例えば、怪我や病気で休業する場合や出産前後で休暇する場合、月給の3分の1くらいのお金が給付される傷病手当金や出産手当金が支給対象になります。これらの手当金は、休業による収入減少の影響を抑えることができます。保険料負担は確かに大きいですが、公的医療保険が充実するので、旦那に相談しましょう。 - 将来年金が増える
自分で厚生年金保険に加入するため、将来受け取る年金額が増加します。
夫の扶養に入っていたら、厚生年金保険の被保険者にはなれないので、将来受け取る年金額は、全国民共通の基礎年金である国民年金から支給される老齢基礎年金しかもらえません。しかし、106万円の壁を超えて自分で厚生年金保険に加入すると、払った保険料に見合った老齢厚生年金も受給できるようになります。
このように106万万円の壁を越えることによってメリットもあるので、超えそうな場合は旦那と相談してから決めると良いでしょう。
130万円の壁との違い
社会保険関連で106万円の壁と同様に話題に上がるのが、「130万円の壁」です。どう違うのか解説します。

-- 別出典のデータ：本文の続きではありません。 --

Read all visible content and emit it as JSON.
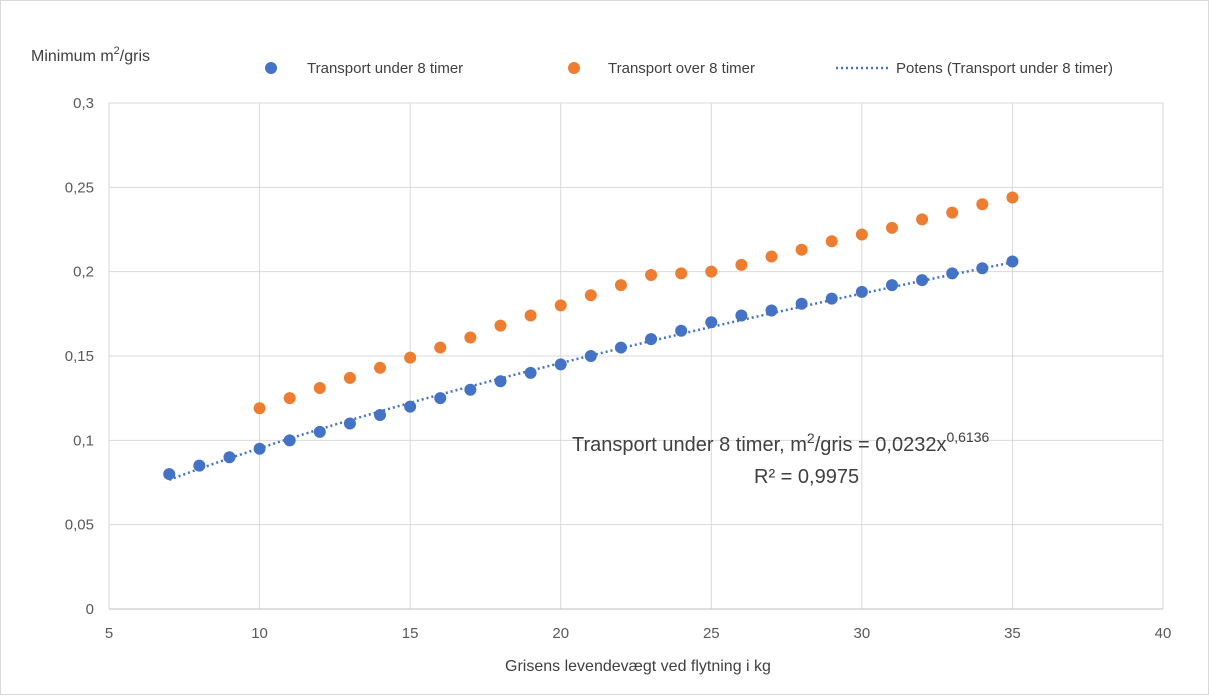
{
  "chart_data": {
    "type": "scatter",
    "ylabel": {
      "prefix": "Minimum m",
      "sup": "2",
      "suffix": "/gris"
    },
    "xlabel": "Grisens levendevægt ved flytning i kg",
    "xlim": [
      5,
      40
    ],
    "ylim": [
      0,
      0.3
    ],
    "x_ticks": [
      5,
      10,
      15,
      20,
      25,
      30,
      35,
      40
    ],
    "x_tick_labels": [
      "5",
      "10",
      "15",
      "20",
      "25",
      "30",
      "35",
      "40"
    ],
    "y_ticks": [
      0,
      0.05,
      0.1,
      0.15,
      0.2,
      0.25,
      0.3
    ],
    "y_tick_labels": [
      "0",
      "0,05",
      "0,1",
      "0,15",
      "0,2",
      "0,25",
      "0,3"
    ],
    "grid": true,
    "legend_position": "top",
    "series": [
      {
        "name": "Transport under 8 timer",
        "color": "#4472c4",
        "x": [
          7,
          8,
          9,
          10,
          11,
          12,
          13,
          14,
          15,
          16,
          17,
          18,
          19,
          20,
          21,
          22,
          23,
          24,
          25,
          26,
          27,
          28,
          29,
          30,
          31,
          32,
          33,
          34,
          35
        ],
        "y": [
          0.08,
          0.085,
          0.09,
          0.095,
          0.1,
          0.105,
          0.11,
          0.115,
          0.12,
          0.125,
          0.13,
          0.135,
          0.14,
          0.145,
          0.15,
          0.155,
          0.16,
          0.165,
          0.17,
          0.174,
          0.177,
          0.181,
          0.184,
          0.188,
          0.192,
          0.195,
          0.199,
          0.202,
          0.206
        ]
      },
      {
        "name": "Transport over 8 timer",
        "color": "#ed7d31",
        "x": [
          10,
          11,
          12,
          13,
          14,
          15,
          16,
          17,
          18,
          19,
          20,
          21,
          22,
          23,
          24,
          25,
          26,
          27,
          28,
          29,
          30,
          31,
          32,
          33,
          34,
          35
        ],
        "y": [
          0.119,
          0.125,
          0.131,
          0.137,
          0.143,
          0.149,
          0.155,
          0.161,
          0.168,
          0.174,
          0.18,
          0.186,
          0.192,
          0.198,
          0.199,
          0.2,
          0.204,
          0.209,
          0.213,
          0.218,
          0.222,
          0.226,
          0.231,
          0.235,
          0.24,
          0.244
        ]
      }
    ],
    "trendline": {
      "name": "Potens (Transport under 8 timer)",
      "type": "power",
      "coefficient": 0.0232,
      "exponent": 0.6136,
      "x_range": [
        7,
        35
      ],
      "color": "#4472c4",
      "style": "dotted"
    },
    "annotation": {
      "line1_prefix": "Transport under 8 timer, m",
      "line1_sup1": "2",
      "line1_mid": "/gris = 0,0232x",
      "line1_sup2": "0,6136",
      "line2": "R² = 0,9975"
    }
  }
}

先ほど説明した106万円の壁に当てはまる条件の全てに当てはまると、主婦の社会保険加入の義務が発生して旦那の扶養から外れることになります。しかし、1つでも当てはまらなければ106万円の壁を超えても社会保険加入の義務は発生しません。
違い
106万円の壁は条件に当てはまらなければ適用されませんが、130万円の壁は無条件で旦那の社会保険の扶養から外れます。扶養から外れたら、自分で勤務先の社会保険に加入することが義務づけられます。

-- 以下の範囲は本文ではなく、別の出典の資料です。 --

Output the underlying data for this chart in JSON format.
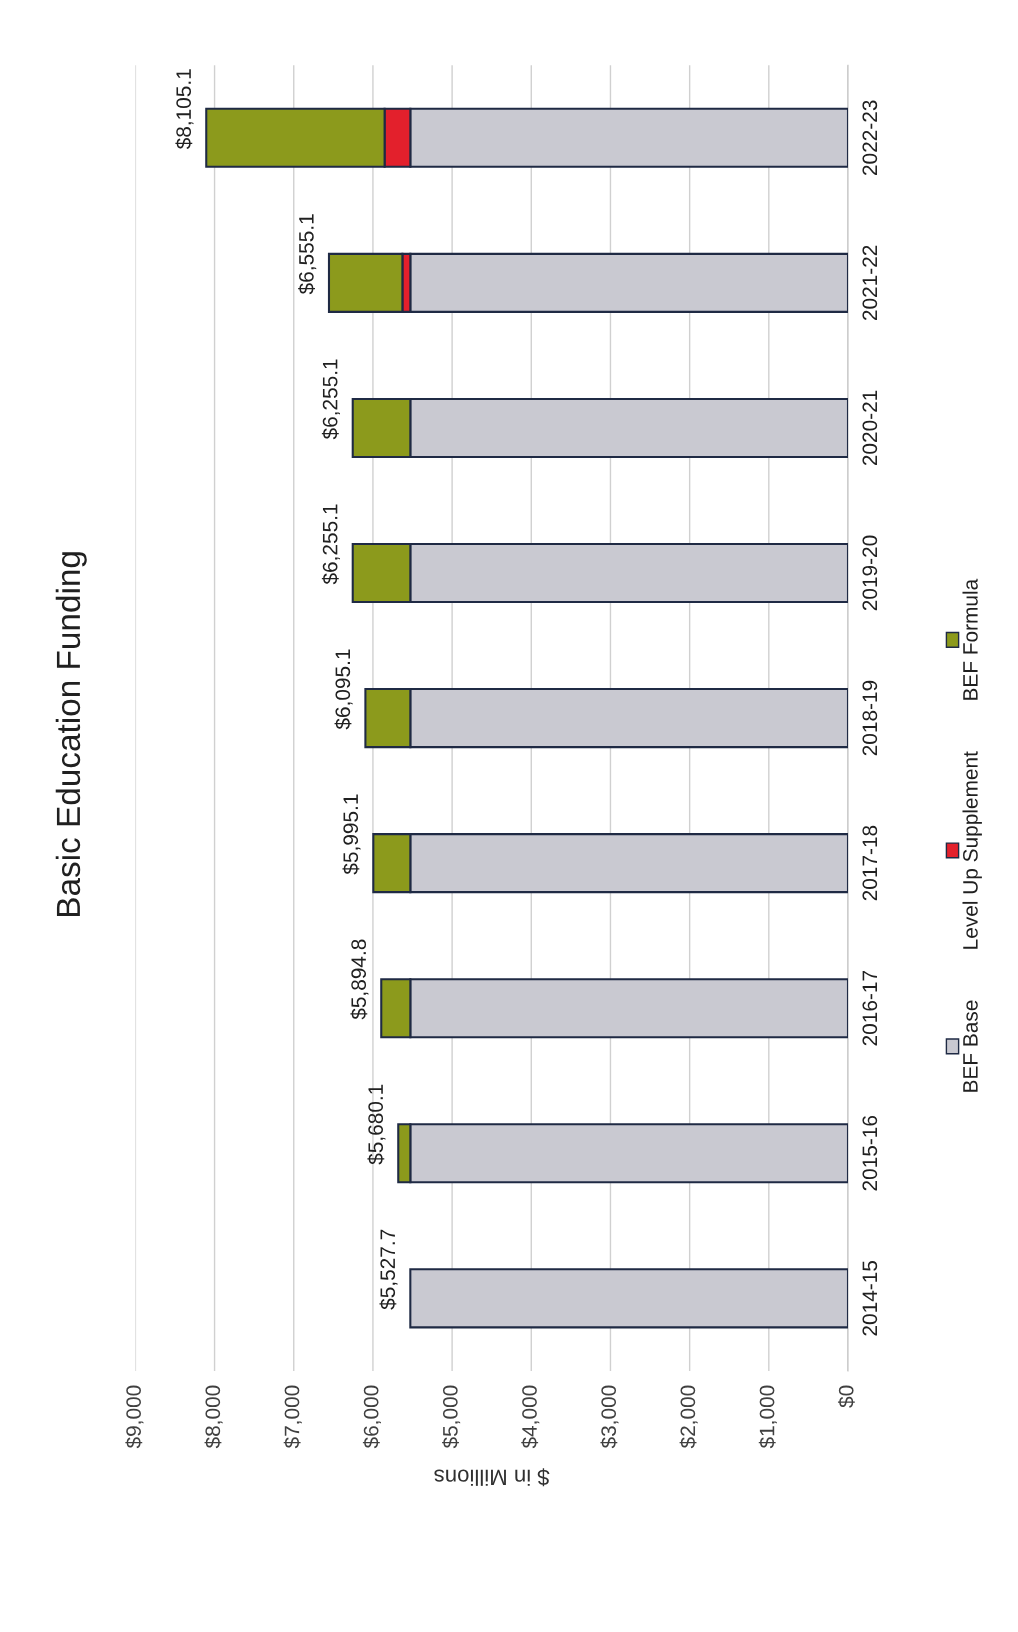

例えば、パート主婦の年収が140万円で、従業員数500名以下の企業で勤務している場合、106万円の壁の条件である501名以上の従業員がいる企業という条件に当てはまらないため、106万円の壁で扶養を外れ、自分で勤務先の社会保険に加入する必要はありません。しかし、130万円の壁には、条件がないので130万円を超えているだけで、扶養から外れてしまいます。
何にせよ、まずは旦那に相談してみるのが得策です。